Por ex., 1000€ de 2022, correspondem, de acordo com ”Tabela I” a 1043€ em 2024 e, segundo a “Tabela II” a 1048€ em 2024, ou seja, respetivamente, +4,3% e 4,8%. No entanto, no conjunto dos 3 anos (2022, 2023 e 2024), a inflação foi, segundo o INE, 15,6% e as tabelas apenas consideram 4,3% e 48%. É evidente que tudo isto se conjuga para reduzir a pensão a atribuir aos pensionistas, pois a ”Tabela I” é utilizada para calcular o “P1” , ou seja, a parcela da pensão do trabalhador que corresponde aos anos que ele descontou até 2001, e a “Tabela II“ ao período posterior.
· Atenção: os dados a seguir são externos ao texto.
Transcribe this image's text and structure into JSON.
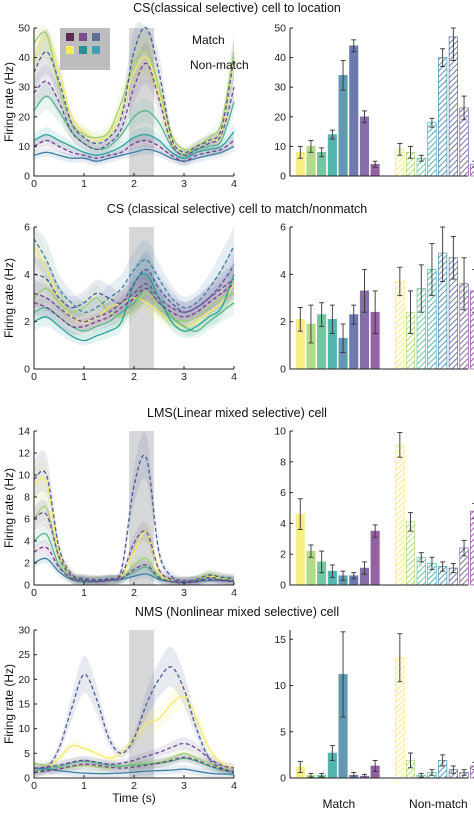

E mesmo depois no cálculo da pensão há também anomalias que prejudicam os trabalhadores e que contribuem para reduzir a pensão final. Por exemplo, cada ano de desconto até 31/12/2001 corresponde apenas a 2% da remuneração de referência (art.º 34º do Decreto-Lei 187/2007 que serve para o cálculo da parcela da pensão P1), enquanto cada ano de desconto feito a partir de 2022 (cálculo da parcela da pensão P2) corresponde entre 2% a 2,3% da remuneração de referência (art.º 32º do Decreto-Lei 187/2007). Uma autêntica confusão cujo resultado são valores de pensões mais baixas. É urgente alterar tudo isto para que seja mais transparente para trabalhadores e pensionistas e que garanta pensões minimamente dignas.

4. Uma lei de atualização anual das pensões (Lei n.º 53-B/2006)que não garante a uma parte significativa dos pensionistas (Segurança Social e CGA) a manutenção do poder de compra das pensões, e é urgente ALTERAR

O quadro 3, com os aumentos verificados nas pensões e na inflação entre 2011/2023, prova que a atual lei não garante nem a manutenção do poder de compra das pensões (em todos os anos sublinhados a amarelo) e que é urgente alterá-la para que todos os pensionistas não percam poder de compra (aumento pelo menos igual à inflação verificada) e pensões + baixas devem aumentar mais (subida dos preços acrescida de uma percentagem do aumento das receitas das contribuições para a Segurança Social).